OZEMPIC & NÄHRSTOFFMANGEL

Semaglutid, besser bekannt unter dem Handelsnamen Ozempic, ist ein GLP-1-Rezeptoragonist. Ursprünglich zur Behandlung von Typ-2-Diabetes entwickelt, wird er inzwischen auch zur Gewichtsreduktion eingesetzt. Vielleicht hast Du selbst schon davon gehört oder es in Deinem beruflichen Kontext erlebt: Menschen nehmen mit diesen Medikamenten schnell und zum Teil deutlich ab.

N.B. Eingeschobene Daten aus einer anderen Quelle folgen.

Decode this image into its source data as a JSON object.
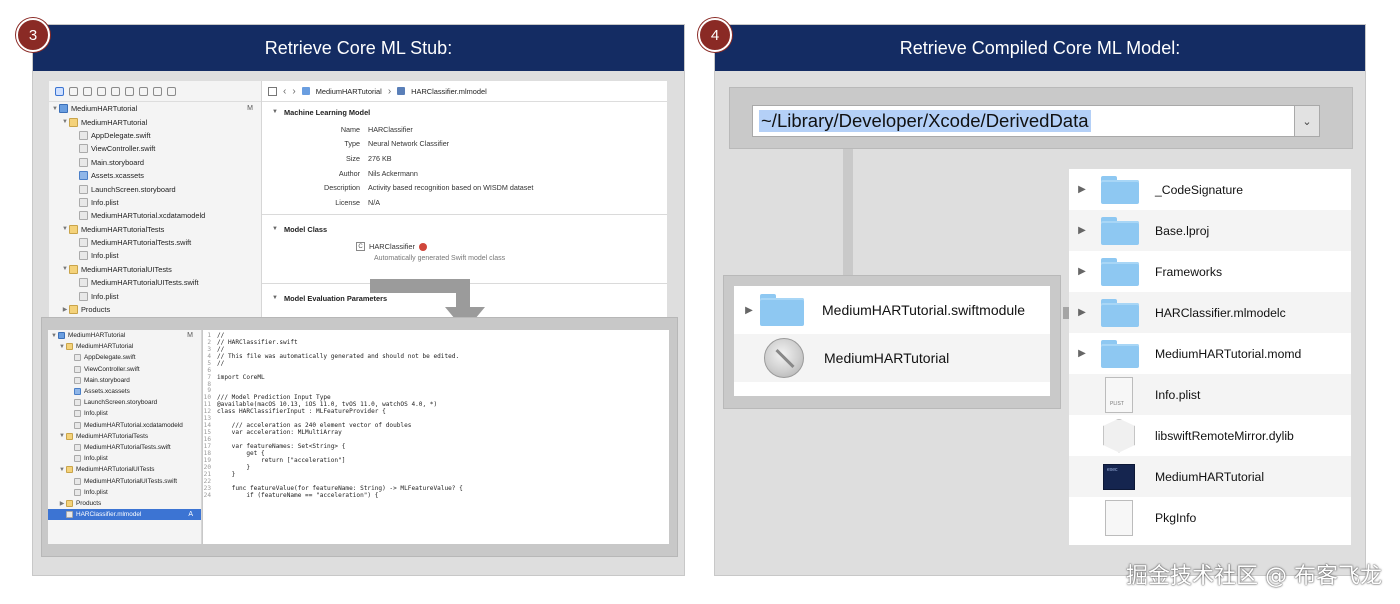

Gleichzeitig tauchen Berichte auf, etwa über plötzlichen Haarausfall oder Schwächezustände. Aber was ist wirklich dran?

Zunächst das Wichtigste vorweg: In den bisher veröffentlichten klinischen Studien wurde kein direkter Zusammenhang zwischen Semaglutid und Haarausfall beschrieben. Die überwiegend dokumentierten Nebenwirkungen betreffen den Magen-Darm-Trakt: Übelkeit, Erbrechen, Appetitverlust, Durchfall. Auch Kopfschmerzen, Müdigkeit und Geschmacksstörungen traten gelegentlich auf, aber kein signifikanter Haarausfall und kein typischer Mikronährstoffmangel wurden direkt mit dem Wirkstoff in Verbindung gebracht (1, 2).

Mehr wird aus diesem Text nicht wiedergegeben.